CALLAF — Creation, Digitization, Vectorization, Indexing, and CGAN Validation

Siraj Allaf

Oct 09, 2025

CALLAF — Creation, Digitization, Vectorization, Indexing, and CGAN Validation

DOI

https://dx.doi.org/10.17504/protocols.io.n2bvjeqbngk5/v1

Siraj Allaf¹

¹King Abdulaziz University

SIRAJ ALLAF

King Abdul Aziz University

DOI: https://dx.doi.org/10.17504/protocols.io.n2bvjeqbngk5/v1

Protocol Citation: Siraj Allaf 2025. CALLAF — Creation, Digitization, Vectorization, Indexing, and CGAN Validation. protocols.io https://dx.doi.org/10.17504/protocols.io.n2bvjeqbngk5/v1

License: This is an open access protocol distributed under the terms of the Creative Commons Attribution License, which permits unrestricted use, distribution, and reproduction in any medium, provided the original author and source are credited

Protocol status: Working

We use this protocol and it's working

Created: October 05, 2025

Last Modified: October 09, 2025

Protocol Integer ID: 229039

Keywords: authentic arabic calligraphy artworks for inclusion, authentic arabic calligraphy artwork, callaf dataset, digitization, cgan validation

Abstract

To describe the complete, reproducible workflow used to digitize, preprocess, and vectorize authentic Arabic calligraphy artworks for inclusion in the CALLAF dataset.

Materials

Calligraphic material
Artists: 13 professional calligraphers (styles: Dewani, Naskh, Reqaa)
Tools: traditional Arabic calligraphy pens (reed/qalam), traditional ink
Paper: high-quality glossy paper (A4)

Hardware
Scanner: high-resolution flatbed, 300 DPI
Workstation: MacBook Pro (M4 Pro)

Software
Vectorization: Adobe Illustrator, Vector Magic, Potrace, scikit-image
ML / CV: PyTorch, OpenCV
SVG tooling: svgpathtools

Procedure

Select and write items
Isolated characters and word forms representing the majority of Arabic calligraphic styles are selected and formatted on A4 sheets.

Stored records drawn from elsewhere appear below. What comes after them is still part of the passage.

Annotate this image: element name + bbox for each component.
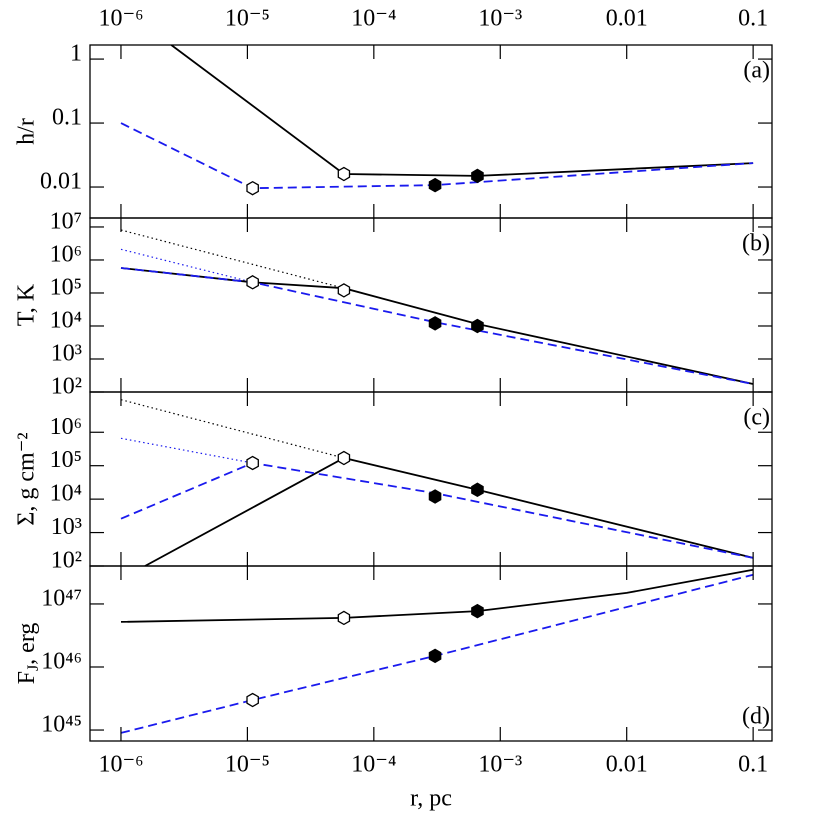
x-tick-label: 0.1	[738, 752, 768, 778]
marker	[471, 603, 484, 619]
y-tick-label: 10⁶	[50, 241, 82, 267]
y-axis-label: T, K	[14, 283, 40, 326]
marker	[471, 168, 484, 184]
marker	[471, 482, 484, 498]
y-tick-label: 10³	[51, 514, 82, 540]
x-tick-label-top: 10⁻⁵	[225, 6, 270, 32]
plot-area	[120, 399, 754, 566]
series-line	[120, 248, 253, 283]
x-tick-label: 10⁻⁴	[351, 752, 396, 778]
series-line	[120, 437, 253, 464]
marker	[246, 180, 259, 196]
y-tick-label: 10⁴⁷	[41, 585, 82, 611]
y-tick-label: 0.01	[40, 169, 82, 195]
marker	[428, 489, 442, 504]
series-line	[120, 267, 754, 385]
y-tick-label: 10²	[51, 548, 82, 574]
y-axis-label-sub: J	[25, 665, 42, 671]
y-tick-label: 10⁵	[50, 447, 82, 473]
y-tick-label: 10²	[51, 374, 82, 400]
series-line	[120, 122, 754, 190]
series-line	[120, 573, 754, 734]
marker	[337, 450, 351, 466]
y-tick-label: 10⁷	[50, 208, 82, 234]
y-axis-label-base: F	[14, 671, 40, 684]
marker	[337, 166, 351, 182]
x-tick-label: 10⁻⁵	[225, 752, 270, 778]
x-tick-label-top: 10⁻⁶	[98, 6, 143, 32]
marker	[428, 316, 442, 331]
marker	[428, 177, 442, 193]
y-tick-label: 10⁶	[50, 414, 82, 440]
series-line	[120, 399, 345, 459]
x-tick-label-top: 0.01	[606, 6, 648, 32]
marker	[246, 692, 259, 708]
x-axis-label: r, pc	[410, 786, 452, 812]
x-tick-label: 10⁻³	[478, 752, 522, 778]
marker	[428, 648, 442, 664]
series-line	[144, 457, 754, 566]
plot-area	[120, 229, 754, 385]
marker	[337, 283, 351, 298]
panel-label: (b)	[742, 231, 770, 257]
x-tick-label-top: 0.1	[738, 6, 768, 32]
x-tick-label-top: 10⁻³	[478, 6, 522, 32]
series-line	[120, 568, 754, 623]
marker	[337, 610, 351, 626]
y-tick-label: 10⁴⁵	[41, 712, 82, 738]
panel-label: (a)	[743, 58, 770, 84]
y-tick-label: 10⁴⁶	[41, 648, 82, 674]
y-tick-label: 10⁵	[50, 274, 82, 300]
marker	[471, 318, 484, 334]
x-tick-label: 0.01	[606, 752, 648, 778]
y-tick-label: 10³	[51, 340, 82, 366]
y-tick-label: 0.1	[52, 105, 82, 131]
series-line	[170, 45, 754, 177]
series-line	[120, 462, 754, 559]
panel-label: (d)	[742, 704, 770, 730]
panel-frame	[89, 44, 773, 219]
y-tick-label: 10⁴	[50, 481, 82, 507]
marker	[246, 275, 259, 290]
y-axis-label-rest: , erg	[14, 623, 40, 665]
y-axis-label: Σ, g cm⁻²	[14, 432, 40, 525]
y-axis-label: FJ, erg	[14, 623, 42, 685]
x-tick-label: 10⁻⁶	[98, 752, 143, 778]
panel-frame	[89, 565, 773, 742]
x-tick-label-top: 10⁻⁴	[351, 6, 396, 32]
marker	[246, 455, 259, 471]
panel-label: (c)	[743, 405, 770, 431]
y-tick-label: 10⁴	[50, 307, 82, 333]
y-axis-label: h/r	[14, 118, 40, 145]
plot-area	[120, 45, 754, 190]
y-tick-label: 1	[70, 41, 82, 67]
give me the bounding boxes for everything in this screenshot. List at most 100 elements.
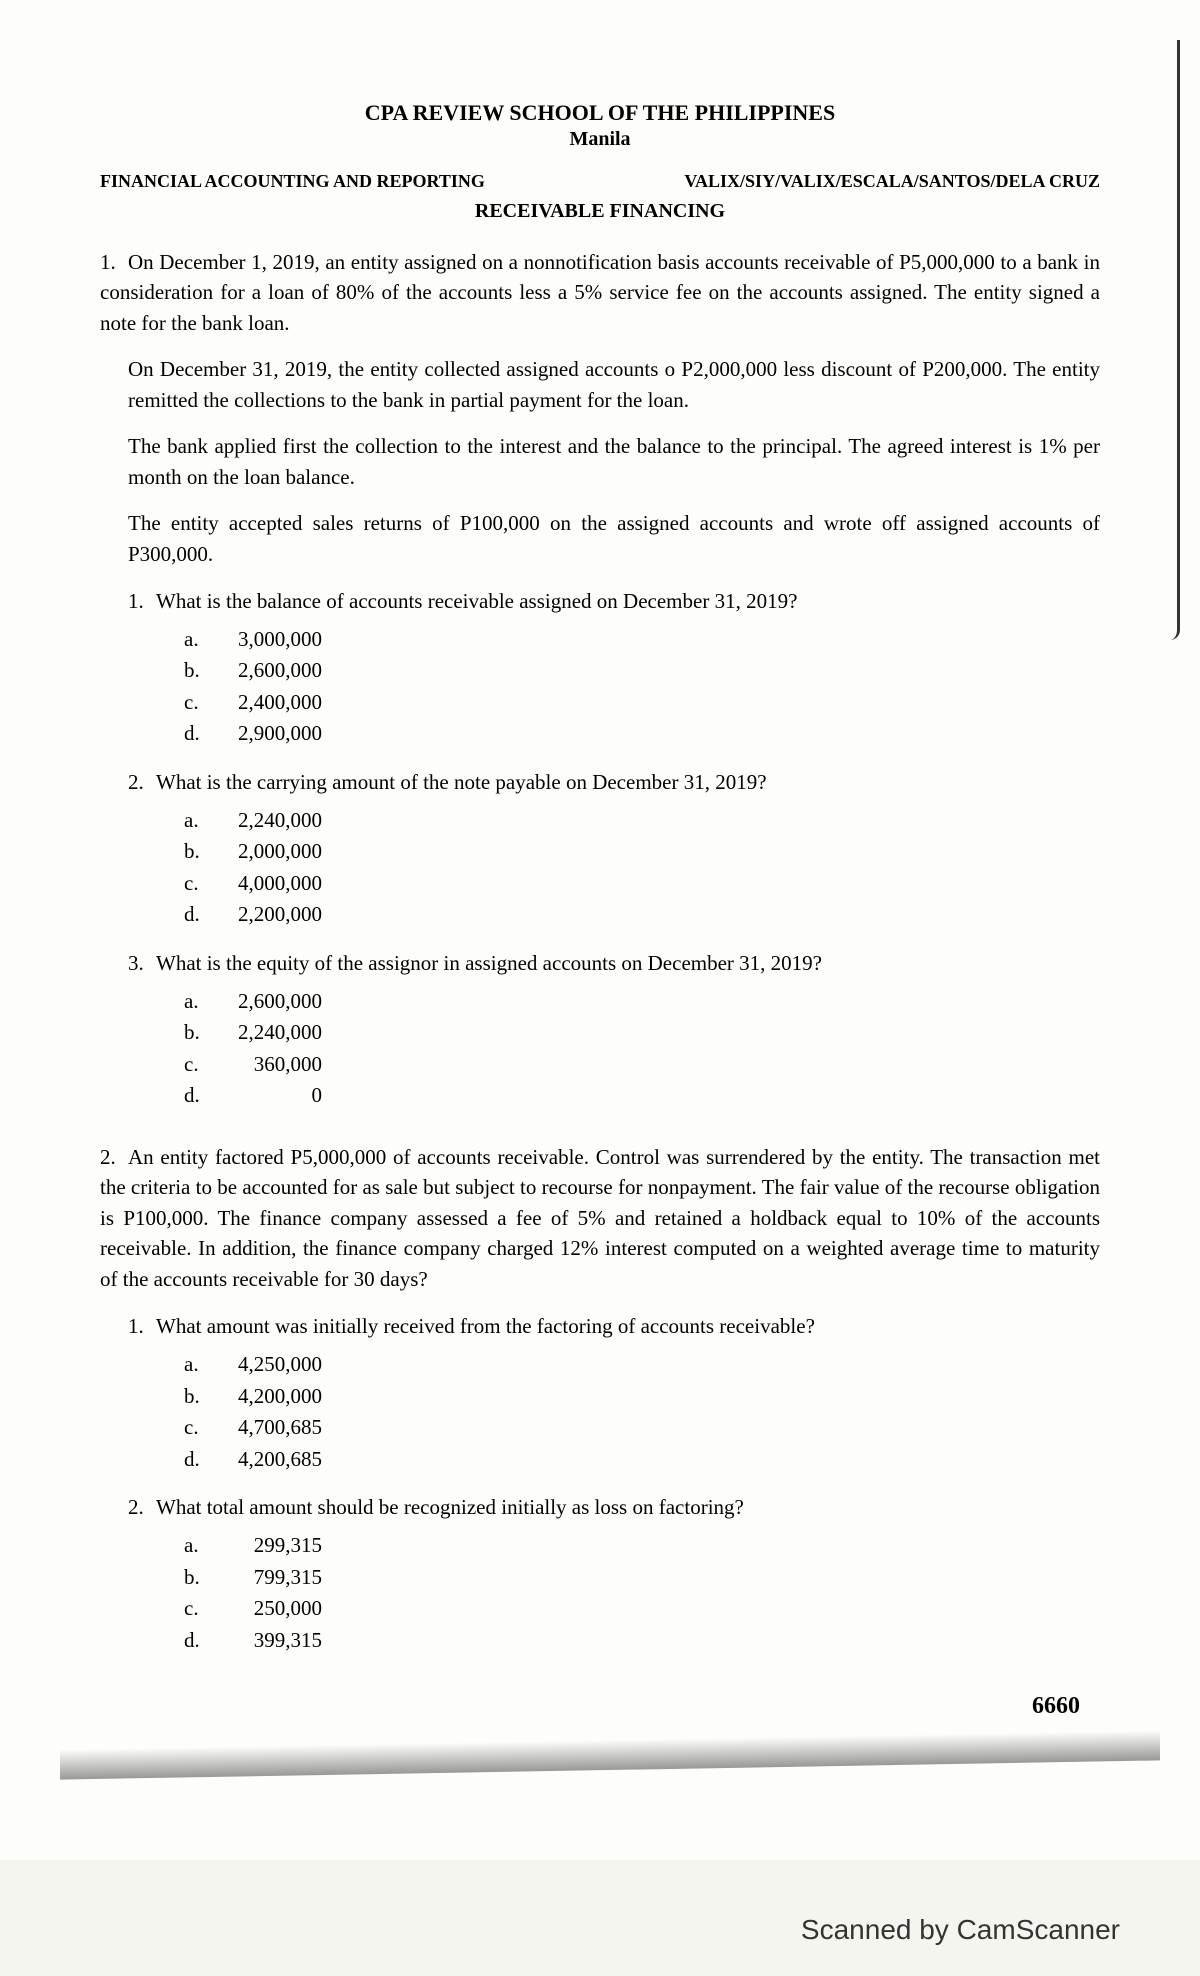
option-row: a.2,600,000: [184, 986, 1100, 1018]
option-letter: c.: [184, 1049, 212, 1081]
option-letter: a.: [184, 1530, 212, 1562]
course-name: FINANCIAL ACCOUNTING AND REPORTING: [100, 171, 485, 192]
sub-question-body: What is the carrying amount of the note …: [156, 770, 767, 794]
sub-question: 1.What is the balance of accounts receiv…: [100, 589, 1100, 750]
option-row: c.2,400,000: [184, 687, 1100, 719]
option-value: 4,700,685: [212, 1412, 322, 1444]
option-row: a.3,000,000: [184, 624, 1100, 656]
option-value: 2,240,000: [212, 805, 322, 837]
problem-number: 1.: [100, 247, 128, 277]
option-letter: a.: [184, 1349, 212, 1381]
option-value: 2,600,000: [212, 986, 322, 1018]
problem-number: 2.: [100, 1142, 128, 1172]
option-letter: b.: [184, 655, 212, 687]
option-letter: b.: [184, 1381, 212, 1413]
option-row: c.360,000: [184, 1049, 1100, 1081]
option-letter: a.: [184, 986, 212, 1018]
sub-question: 3.What is the equity of the assignor in …: [100, 951, 1100, 1112]
option-value: 4,250,000: [212, 1349, 322, 1381]
option-letter: d.: [184, 1080, 212, 1112]
sub-question: 2.What is the carrying amount of the not…: [100, 770, 1100, 931]
sub-question: 1.What amount was initially received fro…: [100, 1314, 1100, 1475]
sub-question: 2.What total amount should be recognized…: [100, 1495, 1100, 1656]
sub-question-number: 1.: [128, 1314, 156, 1339]
option-letter: d.: [184, 718, 212, 750]
option-row: a.4,250,000: [184, 1349, 1100, 1381]
option-row: c.4,700,685: [184, 1412, 1100, 1444]
option-value: 4,200,000: [212, 1381, 322, 1413]
problem-paragraph: On December 31, 2019, the entity collect…: [100, 354, 1100, 415]
option-value: 299,315: [212, 1530, 322, 1562]
option-letter: b.: [184, 836, 212, 868]
options-list: a.2,240,000 b.2,000,000 c.4,000,000 d.2,…: [128, 805, 1100, 931]
sub-question-number: 1.: [128, 589, 156, 614]
options-list: a.2,600,000 b.2,240,000 c.360,000 d.0: [128, 986, 1100, 1112]
school-title: CPA REVIEW SCHOOL OF THE PHILIPPINES: [100, 100, 1100, 126]
sub-question-body: What amount was initially received from …: [156, 1314, 815, 1338]
sub-question-number: 3.: [128, 951, 156, 976]
sub-question-text: 1.What is the balance of accounts receiv…: [128, 589, 1100, 614]
sub-question-text: 2.What is the carrying amount of the not…: [128, 770, 1100, 795]
option-value: 2,200,000: [212, 899, 322, 931]
page-number: 6660: [1032, 1693, 1080, 1720]
option-letter: c.: [184, 1593, 212, 1625]
option-value: 2,900,000: [212, 718, 322, 750]
option-value: 3,000,000: [212, 624, 322, 656]
option-row: c.4,000,000: [184, 868, 1100, 900]
problem-1: 1.On December 1, 2019, an entity assigne…: [100, 247, 1100, 1112]
sub-question-body: What total amount should be recognized i…: [156, 1495, 744, 1519]
option-row: d.0: [184, 1080, 1100, 1112]
option-letter: d.: [184, 1625, 212, 1657]
option-row: d.2,200,000: [184, 899, 1100, 931]
document-page: CPA REVIEW SCHOOL OF THE PHILIPPINES Man…: [0, 0, 1200, 1860]
option-letter: a.: [184, 624, 212, 656]
option-letter: c.: [184, 868, 212, 900]
option-value: 2,600,000: [212, 655, 322, 687]
option-letter: b.: [184, 1017, 212, 1049]
problem-paragraph: The bank applied first the collection to…: [100, 431, 1100, 492]
course-row: FINANCIAL ACCOUNTING AND REPORTING VALIX…: [100, 171, 1100, 192]
option-value: 2,240,000: [212, 1017, 322, 1049]
option-value: 2,400,000: [212, 687, 322, 719]
sub-question-number: 2.: [128, 770, 156, 795]
school-location: Manila: [100, 128, 1100, 151]
topic-title: RECEIVABLE FINANCING: [100, 200, 1100, 223]
option-letter: d.: [184, 1444, 212, 1476]
option-row: b.4,200,000: [184, 1381, 1100, 1413]
option-row: a.299,315: [184, 1530, 1100, 1562]
option-value: 2,000,000: [212, 836, 322, 868]
option-row: b.2,000,000: [184, 836, 1100, 868]
option-row: b.2,240,000: [184, 1017, 1100, 1049]
sub-question-body: What is the equity of the assignor in as…: [156, 951, 822, 975]
option-row: b.2,600,000: [184, 655, 1100, 687]
option-row: d.4,200,685: [184, 1444, 1100, 1476]
problem-intro-text: An entity factored P5,000,000 of account…: [100, 1145, 1100, 1291]
options-list: a.299,315 b.799,315 c.250,000 d.399,315: [128, 1530, 1100, 1656]
option-letter: c.: [184, 1412, 212, 1444]
scanner-watermark: Scanned by CamScanner: [801, 1914, 1120, 1946]
problem-intro-text: On December 1, 2019, an entity assigned …: [100, 250, 1100, 335]
option-row: d.2,900,000: [184, 718, 1100, 750]
option-letter: d.: [184, 899, 212, 931]
option-value: 399,315: [212, 1625, 322, 1657]
option-row: d.399,315: [184, 1625, 1100, 1657]
sub-question-text: 3.What is the equity of the assignor in …: [128, 951, 1100, 976]
page-edge-artifact: [1168, 40, 1180, 640]
scan-shadow-artifact: [60, 1730, 1160, 1779]
option-row: c.250,000: [184, 1593, 1100, 1625]
option-value: 250,000: [212, 1593, 322, 1625]
problem-paragraph: The entity accepted sales returns of P10…: [100, 508, 1100, 569]
option-row: b.799,315: [184, 1562, 1100, 1594]
option-row: a.2,240,000: [184, 805, 1100, 837]
sub-question-body: What is the balance of accounts receivab…: [156, 589, 797, 613]
problem-intro: 2.An entity factored P5,000,000 of accou…: [100, 1142, 1100, 1294]
option-value: 4,200,685: [212, 1444, 322, 1476]
sub-question-number: 2.: [128, 1495, 156, 1520]
option-value: 0: [212, 1080, 322, 1112]
authors: VALIX/SIY/VALIX/ESCALA/SANTOS/DELA CRUZ: [684, 171, 1100, 192]
options-list: a.3,000,000 b.2,600,000 c.2,400,000 d.2,…: [128, 624, 1100, 750]
sub-question-text: 2.What total amount should be recognized…: [128, 1495, 1100, 1520]
option-letter: c.: [184, 687, 212, 719]
problem-intro: 1.On December 1, 2019, an entity assigne…: [100, 247, 1100, 338]
option-letter: a.: [184, 805, 212, 837]
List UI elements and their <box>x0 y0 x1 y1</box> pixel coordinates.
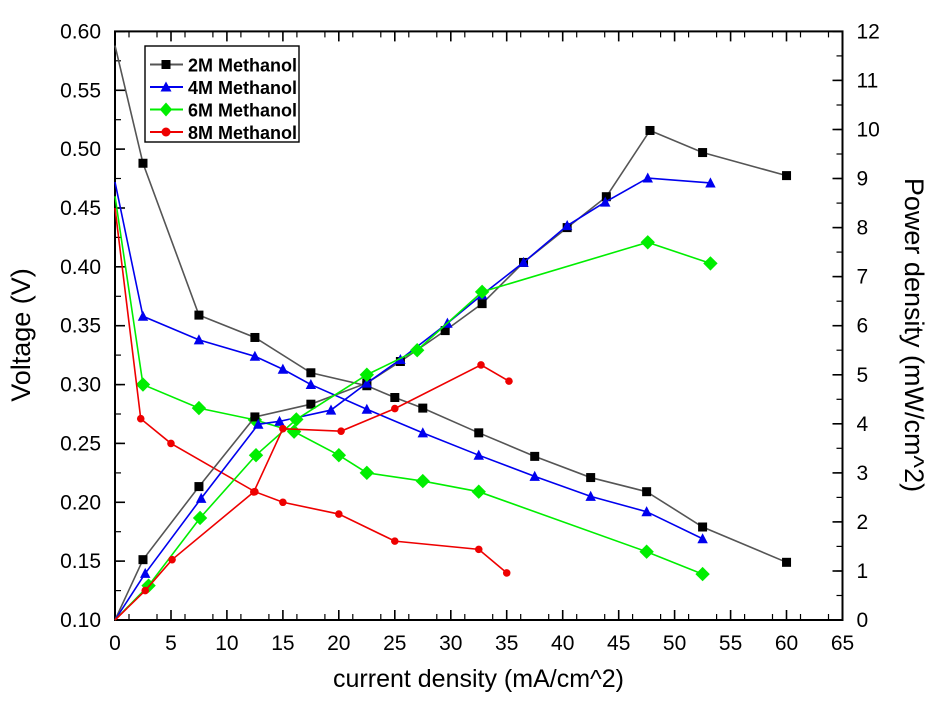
svg-text:2M Methanol: 2M Methanol <box>188 56 297 76</box>
svg-text:4M Methanol: 4M Methanol <box>188 78 297 98</box>
svg-text:8M Methanol: 8M Methanol <box>188 123 297 143</box>
svg-text:6M Methanol: 6M Methanol <box>188 101 297 121</box>
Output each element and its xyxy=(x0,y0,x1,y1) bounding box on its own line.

Each calligrapher is tasked with writing these isolated characters and words in Dewani, Naskh, and Reqaa types, ensuring precise composition and consistent baselines.

Scan & clean 
Scan at 300 DPI, crop borders, fix orientation, clean artifacts, convert to transparent grayscale PNG.
Naming: 
type_category_resolution_index
 (e.g., 
dew_char_1024_00001.png

Normalize & multi-resolution
Normalize canvases to 1024×1024 px. Downscale to 256, 128, 64, 32 px. 

Vectorization 
From each 1024 px master, generate four SVGs using Adobe Illustrator, Vector Magic, Potrace, scikit-image. Normalize viewBox/units so SVGs overlay rasters exactly.

Directory layout
Organize as:

raster/all/
  /                  # 32 | 64 | 128 | 256 | 1024
          *.png                  # named: type_category_resolution_index.png
, 
raster/split/
  /                  # 32 | 64 | 128 | 256 | 1024
    /                      # dew | nas | req
      /                # char | word
        /               # e.g., baa, meem, ain_alef, rahma
          *.png                  # named: type_category_resolution_index.png
, 
vector/all/1024/
  /              # illustrator | vector magic | potrace | skimage
          *.svg                  # named: type_category_resolution_index.svg
, and 
csv/index_*
 files.

CSV indices
Create CSVs listing filename, type, category, resolution, content, modality (and tool for vectors).

Files: 
index_raster_all.csv
, 
index_raster_split.csv
, 
index_vector_all.csv

Manual Quality Control
Visually inspect random batches across all types and modalities. Verify labels, PNG-SVG alignment, and absence of artifacts. Cross-check CSV coverage and paths

CGAN validation
Train Conditional WGAN-GP (with spectral norm) on 64×64 grayscale, conditioned on type.
Report: SSIM_mean = 0.616, LPIPS_mean = 0.123, LPIPS_p95 = 0.282 

Acknowledgements

Repository & License
All data and scripts are publicly available under CC0 1.0 Universal at CALLAF Dataset Repository (DOI: TBD).